Reparar un Samsung Galaxy Note 7 costará lo mismo que un Galaxy S7

El fabricante surcoreano Samsung ha mejorado en sus últimos lanzamientos un factor clave para los teléfonos inteligentes, la resistencia. Es decir, que gracias a su construcción con un chasis de aluminio más resistente y al tratamiento para el agua y el polvo, ahora es más complicado que uno de sus terminales acabe rompiéndose, si nos centramos en la gama alta. Pero hay un factor aún más interesante en el nuevo Samsung Galaxy Note 7, que es el recubrimiento Gorilla Glass 5 de Corning para su pantalla, especialmente diseñado para afrontar impactos de mejor manera. Ahora bien ¿qué implica esto si finalmente acaba rompiéndose el equipo? ¿Nos va a costar más que reparar un Samsung Galaxy S7? No.
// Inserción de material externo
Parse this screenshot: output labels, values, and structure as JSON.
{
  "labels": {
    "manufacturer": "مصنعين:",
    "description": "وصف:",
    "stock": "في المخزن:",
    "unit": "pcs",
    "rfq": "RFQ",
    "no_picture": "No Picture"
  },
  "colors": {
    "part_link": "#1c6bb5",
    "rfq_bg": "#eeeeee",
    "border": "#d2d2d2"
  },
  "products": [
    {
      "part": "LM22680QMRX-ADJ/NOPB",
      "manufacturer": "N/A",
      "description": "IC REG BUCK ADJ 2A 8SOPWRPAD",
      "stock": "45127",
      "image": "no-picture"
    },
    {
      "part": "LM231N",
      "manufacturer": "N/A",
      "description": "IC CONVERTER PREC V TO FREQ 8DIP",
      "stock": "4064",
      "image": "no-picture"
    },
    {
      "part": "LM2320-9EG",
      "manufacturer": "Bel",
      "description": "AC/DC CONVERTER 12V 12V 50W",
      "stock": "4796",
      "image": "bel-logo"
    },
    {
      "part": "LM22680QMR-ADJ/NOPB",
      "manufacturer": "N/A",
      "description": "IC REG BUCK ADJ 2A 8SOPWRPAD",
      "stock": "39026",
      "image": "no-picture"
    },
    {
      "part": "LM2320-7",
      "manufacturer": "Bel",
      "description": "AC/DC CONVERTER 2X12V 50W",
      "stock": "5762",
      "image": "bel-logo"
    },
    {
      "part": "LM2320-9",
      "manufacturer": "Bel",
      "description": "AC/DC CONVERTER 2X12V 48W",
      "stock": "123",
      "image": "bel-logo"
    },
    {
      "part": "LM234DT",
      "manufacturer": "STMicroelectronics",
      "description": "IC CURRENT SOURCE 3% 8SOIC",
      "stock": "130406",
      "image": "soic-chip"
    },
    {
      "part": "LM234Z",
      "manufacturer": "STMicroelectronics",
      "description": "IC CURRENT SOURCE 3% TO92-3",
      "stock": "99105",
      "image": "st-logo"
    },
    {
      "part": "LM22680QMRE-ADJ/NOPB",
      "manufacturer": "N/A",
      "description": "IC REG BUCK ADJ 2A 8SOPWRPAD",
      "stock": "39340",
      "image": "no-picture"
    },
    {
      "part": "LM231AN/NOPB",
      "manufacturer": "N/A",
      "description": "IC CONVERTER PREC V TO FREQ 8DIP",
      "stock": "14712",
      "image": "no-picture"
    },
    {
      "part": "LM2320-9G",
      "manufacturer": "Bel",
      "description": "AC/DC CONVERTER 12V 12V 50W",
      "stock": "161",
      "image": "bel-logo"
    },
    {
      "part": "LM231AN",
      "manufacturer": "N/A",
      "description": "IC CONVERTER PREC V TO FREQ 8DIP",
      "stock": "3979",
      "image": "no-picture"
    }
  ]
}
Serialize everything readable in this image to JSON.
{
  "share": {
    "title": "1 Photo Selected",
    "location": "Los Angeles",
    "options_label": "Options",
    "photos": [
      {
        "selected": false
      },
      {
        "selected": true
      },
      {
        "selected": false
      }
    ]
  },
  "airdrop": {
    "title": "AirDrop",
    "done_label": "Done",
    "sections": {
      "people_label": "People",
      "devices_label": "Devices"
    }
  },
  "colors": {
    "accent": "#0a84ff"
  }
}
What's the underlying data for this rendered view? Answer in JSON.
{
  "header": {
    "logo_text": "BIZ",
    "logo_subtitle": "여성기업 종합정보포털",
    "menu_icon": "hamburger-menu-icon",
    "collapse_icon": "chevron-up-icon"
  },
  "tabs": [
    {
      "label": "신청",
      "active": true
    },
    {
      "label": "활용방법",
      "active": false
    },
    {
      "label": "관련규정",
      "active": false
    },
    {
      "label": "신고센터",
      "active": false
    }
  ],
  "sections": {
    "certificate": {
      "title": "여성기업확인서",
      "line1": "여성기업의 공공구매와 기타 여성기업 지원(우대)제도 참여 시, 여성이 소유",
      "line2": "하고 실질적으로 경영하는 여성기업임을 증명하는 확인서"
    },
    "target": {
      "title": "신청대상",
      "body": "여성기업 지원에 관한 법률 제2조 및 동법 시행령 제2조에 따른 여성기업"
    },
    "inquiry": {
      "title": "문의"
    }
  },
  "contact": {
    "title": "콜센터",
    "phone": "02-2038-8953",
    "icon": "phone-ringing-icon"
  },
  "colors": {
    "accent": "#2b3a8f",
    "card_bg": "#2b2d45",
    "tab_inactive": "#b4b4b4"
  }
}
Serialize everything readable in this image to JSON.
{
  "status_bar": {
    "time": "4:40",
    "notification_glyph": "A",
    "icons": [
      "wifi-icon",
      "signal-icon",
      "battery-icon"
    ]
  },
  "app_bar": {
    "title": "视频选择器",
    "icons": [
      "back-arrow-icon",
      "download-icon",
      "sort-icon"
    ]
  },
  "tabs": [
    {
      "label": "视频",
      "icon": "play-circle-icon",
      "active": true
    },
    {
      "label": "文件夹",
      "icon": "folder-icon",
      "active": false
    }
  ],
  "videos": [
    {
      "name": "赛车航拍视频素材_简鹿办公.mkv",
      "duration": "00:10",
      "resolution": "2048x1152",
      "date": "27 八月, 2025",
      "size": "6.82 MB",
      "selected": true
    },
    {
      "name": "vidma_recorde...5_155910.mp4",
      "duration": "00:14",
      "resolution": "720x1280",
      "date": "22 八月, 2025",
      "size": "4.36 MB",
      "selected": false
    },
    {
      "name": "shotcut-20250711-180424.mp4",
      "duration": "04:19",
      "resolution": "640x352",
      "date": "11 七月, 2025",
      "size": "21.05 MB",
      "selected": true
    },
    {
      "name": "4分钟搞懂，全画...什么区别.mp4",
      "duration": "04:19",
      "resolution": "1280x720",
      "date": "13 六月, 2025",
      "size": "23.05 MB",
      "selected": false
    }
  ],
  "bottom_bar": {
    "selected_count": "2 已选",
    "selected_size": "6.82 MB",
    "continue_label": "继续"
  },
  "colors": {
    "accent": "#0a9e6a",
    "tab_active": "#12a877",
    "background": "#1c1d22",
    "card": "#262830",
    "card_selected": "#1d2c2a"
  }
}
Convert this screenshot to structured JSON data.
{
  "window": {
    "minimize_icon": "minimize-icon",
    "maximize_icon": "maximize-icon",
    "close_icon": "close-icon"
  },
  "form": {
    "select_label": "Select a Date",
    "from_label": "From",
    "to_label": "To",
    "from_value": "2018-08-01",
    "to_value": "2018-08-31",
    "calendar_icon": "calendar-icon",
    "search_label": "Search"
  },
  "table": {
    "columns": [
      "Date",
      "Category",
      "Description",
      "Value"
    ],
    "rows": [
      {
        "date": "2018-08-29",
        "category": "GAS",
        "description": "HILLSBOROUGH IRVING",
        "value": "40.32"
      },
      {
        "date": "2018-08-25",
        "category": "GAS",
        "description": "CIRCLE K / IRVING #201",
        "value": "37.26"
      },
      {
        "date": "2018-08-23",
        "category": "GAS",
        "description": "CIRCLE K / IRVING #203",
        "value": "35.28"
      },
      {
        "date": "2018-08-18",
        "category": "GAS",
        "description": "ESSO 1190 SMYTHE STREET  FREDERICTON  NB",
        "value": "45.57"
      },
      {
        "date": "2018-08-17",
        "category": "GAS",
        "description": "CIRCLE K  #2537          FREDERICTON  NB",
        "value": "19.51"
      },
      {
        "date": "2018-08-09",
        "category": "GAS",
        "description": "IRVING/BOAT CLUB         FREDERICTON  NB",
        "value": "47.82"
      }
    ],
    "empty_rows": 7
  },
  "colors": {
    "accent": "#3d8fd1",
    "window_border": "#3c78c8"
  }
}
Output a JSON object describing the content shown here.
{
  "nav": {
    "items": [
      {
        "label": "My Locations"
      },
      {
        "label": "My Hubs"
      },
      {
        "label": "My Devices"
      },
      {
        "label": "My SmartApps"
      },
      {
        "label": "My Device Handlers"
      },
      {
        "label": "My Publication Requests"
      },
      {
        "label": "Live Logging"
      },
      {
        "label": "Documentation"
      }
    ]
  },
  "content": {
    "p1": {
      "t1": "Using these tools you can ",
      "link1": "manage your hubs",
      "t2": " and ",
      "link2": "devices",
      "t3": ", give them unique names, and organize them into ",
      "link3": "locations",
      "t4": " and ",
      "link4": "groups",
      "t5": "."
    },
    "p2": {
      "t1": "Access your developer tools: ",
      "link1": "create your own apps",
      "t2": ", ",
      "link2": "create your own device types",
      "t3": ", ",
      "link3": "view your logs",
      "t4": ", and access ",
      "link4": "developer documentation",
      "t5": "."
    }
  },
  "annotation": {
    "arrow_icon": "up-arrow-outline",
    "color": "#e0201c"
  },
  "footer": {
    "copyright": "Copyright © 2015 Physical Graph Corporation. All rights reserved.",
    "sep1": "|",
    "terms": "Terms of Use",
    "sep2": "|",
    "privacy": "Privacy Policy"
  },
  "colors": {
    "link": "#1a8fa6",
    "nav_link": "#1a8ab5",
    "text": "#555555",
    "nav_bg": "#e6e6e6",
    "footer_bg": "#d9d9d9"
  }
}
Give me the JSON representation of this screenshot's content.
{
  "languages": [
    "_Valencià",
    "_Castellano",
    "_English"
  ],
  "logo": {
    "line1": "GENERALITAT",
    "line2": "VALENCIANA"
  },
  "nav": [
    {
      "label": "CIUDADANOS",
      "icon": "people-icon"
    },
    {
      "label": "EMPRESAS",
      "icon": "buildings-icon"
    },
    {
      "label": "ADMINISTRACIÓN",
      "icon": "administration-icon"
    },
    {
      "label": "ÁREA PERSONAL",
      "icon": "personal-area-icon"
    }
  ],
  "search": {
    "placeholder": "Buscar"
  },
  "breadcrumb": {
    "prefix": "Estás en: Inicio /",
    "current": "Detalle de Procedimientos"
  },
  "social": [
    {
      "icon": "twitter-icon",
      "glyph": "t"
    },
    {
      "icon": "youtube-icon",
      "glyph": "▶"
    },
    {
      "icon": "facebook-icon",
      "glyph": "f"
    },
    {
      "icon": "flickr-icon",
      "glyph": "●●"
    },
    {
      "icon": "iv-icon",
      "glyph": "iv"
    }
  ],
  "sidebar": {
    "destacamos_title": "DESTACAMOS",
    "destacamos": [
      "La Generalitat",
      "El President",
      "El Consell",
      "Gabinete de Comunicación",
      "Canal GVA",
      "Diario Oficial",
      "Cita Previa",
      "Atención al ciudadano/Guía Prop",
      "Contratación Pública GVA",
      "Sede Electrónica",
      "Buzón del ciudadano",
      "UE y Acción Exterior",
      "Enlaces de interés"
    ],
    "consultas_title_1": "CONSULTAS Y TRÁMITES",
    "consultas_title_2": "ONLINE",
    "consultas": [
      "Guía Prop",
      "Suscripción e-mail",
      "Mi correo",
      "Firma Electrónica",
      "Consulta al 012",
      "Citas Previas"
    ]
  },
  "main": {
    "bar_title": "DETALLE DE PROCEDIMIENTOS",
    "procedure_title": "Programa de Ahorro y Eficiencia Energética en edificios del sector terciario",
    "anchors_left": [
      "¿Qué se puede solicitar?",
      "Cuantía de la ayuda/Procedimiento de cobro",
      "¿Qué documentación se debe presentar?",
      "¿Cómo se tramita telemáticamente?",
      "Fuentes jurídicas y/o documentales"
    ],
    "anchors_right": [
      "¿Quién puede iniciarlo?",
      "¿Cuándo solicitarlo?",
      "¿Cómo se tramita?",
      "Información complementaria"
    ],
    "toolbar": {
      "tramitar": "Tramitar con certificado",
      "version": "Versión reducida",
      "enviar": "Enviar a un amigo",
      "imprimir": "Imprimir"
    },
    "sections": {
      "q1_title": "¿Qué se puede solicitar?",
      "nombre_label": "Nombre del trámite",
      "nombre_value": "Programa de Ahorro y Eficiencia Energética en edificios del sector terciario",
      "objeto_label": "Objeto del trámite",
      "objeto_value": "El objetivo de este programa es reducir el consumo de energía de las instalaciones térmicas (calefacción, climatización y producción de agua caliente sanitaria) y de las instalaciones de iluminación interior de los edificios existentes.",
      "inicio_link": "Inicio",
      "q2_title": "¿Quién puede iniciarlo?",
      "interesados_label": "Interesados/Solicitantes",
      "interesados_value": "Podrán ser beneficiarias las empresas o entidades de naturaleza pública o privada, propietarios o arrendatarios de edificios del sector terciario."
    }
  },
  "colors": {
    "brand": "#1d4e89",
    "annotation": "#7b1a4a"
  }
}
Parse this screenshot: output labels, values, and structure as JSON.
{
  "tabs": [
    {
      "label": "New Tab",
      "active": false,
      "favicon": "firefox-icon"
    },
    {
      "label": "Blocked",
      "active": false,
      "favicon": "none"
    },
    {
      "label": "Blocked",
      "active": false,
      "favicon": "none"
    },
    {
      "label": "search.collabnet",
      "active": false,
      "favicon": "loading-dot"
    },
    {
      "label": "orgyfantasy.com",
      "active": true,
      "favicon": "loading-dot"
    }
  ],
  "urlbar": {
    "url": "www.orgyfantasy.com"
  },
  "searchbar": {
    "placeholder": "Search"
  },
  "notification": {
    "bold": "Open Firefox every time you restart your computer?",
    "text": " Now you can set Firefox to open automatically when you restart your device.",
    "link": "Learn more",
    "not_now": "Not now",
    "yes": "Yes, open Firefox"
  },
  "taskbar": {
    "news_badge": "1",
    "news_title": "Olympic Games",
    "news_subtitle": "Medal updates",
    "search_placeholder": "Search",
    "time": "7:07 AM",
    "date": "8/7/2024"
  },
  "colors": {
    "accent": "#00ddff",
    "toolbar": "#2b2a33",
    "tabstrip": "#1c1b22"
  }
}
La reparación de un Samsung Galaxy Note 7 no es más costosa (para el consumidor) que la de un Samsung Galaxy S7

El Samsung Galaxy Note 7 mantiene unas prestaciones muy similares a las del Samsung Galaxy S7, pero con algunas diferencias importantes. Es más similar a la versión Edge por su pantalla curva en la parte frontal y su curvatura también a la espalda, pero está recubierto por la lámina Gorilla Glass 5. Además de esto cuenta con más memoria interna y el S-Pen, diseñado para tareas de productividad. En definitiva, es un terminal algo más completo, aunque similar en hardware, y también tiene un precio algo superior.

Sin embargo, Samsung ha apostado por mantener exactamente los mismos precios de reparación, por ejemplo, en caso de que se rompa la pantalla. Un factor importante que se ha podido comprobar ya en los Estados Unidos, que es de donde llega esta información, y que es de tal importancia porque, aunque podría repararse en 'otros lugares', es la única forma de garantizar que todo sale correctamente de 'taller', especialmente cuando se trata de un equipo resistente al agua.

Reparar el terminal con el fabricante es la única manera de mantener la garantía del mismo, y en el caso de dispositivos resistentes al agua es la única forma de garantizar que el terminal seguirá siendo resistente a las inmersiones de hasta metro y medio de profundidad, y por un máximo de media hora. Por tanto, un dato importante para los consumidores, y una estrategia interesante por parte del fabricante.